I didn't worked with RP series MCU, but I read in their advertisement that it has single cycle 32-bit MAC and two cycle float64 operations. After all it can write at least 32-bits per cycle. At 150 MHz it can produce up to 4800 MBps with simple bit-banging... And even can do something more complicated and useful, like applying filter to the realtime stream on the fly.
But with no high speed communication interface all that speed is almost useless...
What is the reason for two cycle float64 operation or single cycle MAC if there is no way to get the data at higher than 12 Mbps? And no way to transfer processed data out of the chip at speed higher than 12 MBps...
Lots and lots of things.
For starters, the (encouraged to use, by the PI foundation) Micropython is an interpreter, so is not going to set any speed records.

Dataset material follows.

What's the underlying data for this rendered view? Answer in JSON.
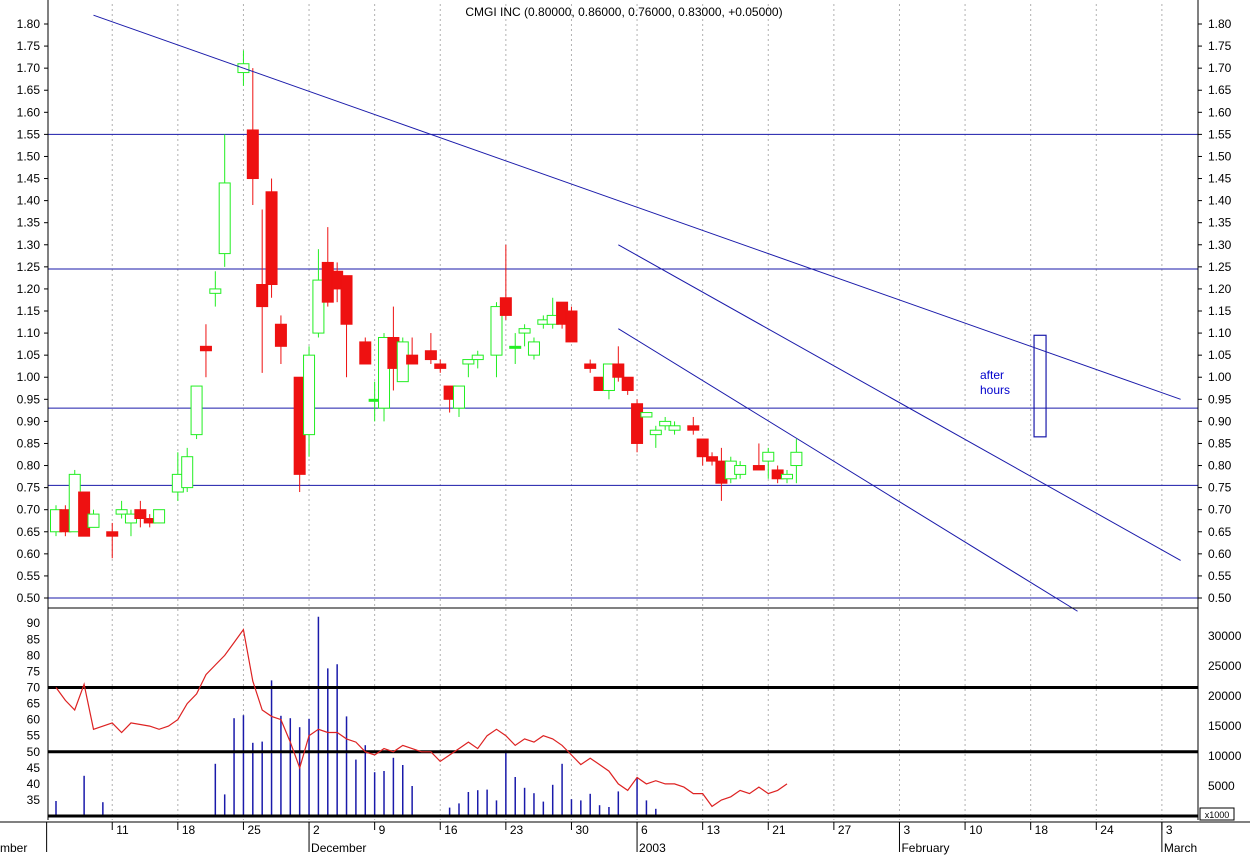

Some things, even in C/C++, can need quite a few lines of code, maybe hundreds, thousands or more, in order to process the algorithms and do all the calculations.
In which case, they probably would not handle or need that much data throughput, going in and out.
I agree there is the odd edge case, where the task is so simple, like moving data between devices, that it could easily overload the slower, old USB interfaces.
But that is just one of tens of thousands (or more), of possible application areas.
Basically, with MCUs, you get what you pay for.
If you want a quad core 900 MHz operations, dual-issue, out-of-order execution, MCU, with 276 pins, full range of possible I/O devices, USB3 built in, etc. 16MB of on-chip SRAM, 32MB of built in flash, all on the same die. Quad 10 MHz 16 bit analogue converters, quad 14 bit DACs, with 8 spare very high speed op-amps, analogue comparators, etc.
Then the MCU, usually costs more than the $0.80, I originally mentioned.
Even tens times as much, $8 (I'm not sure, but definitely a lot more than $0.80 each), probably wouldn't be nearly enough. Unless the quantities involves were massive, perhaps 100,000 or even millions, needed.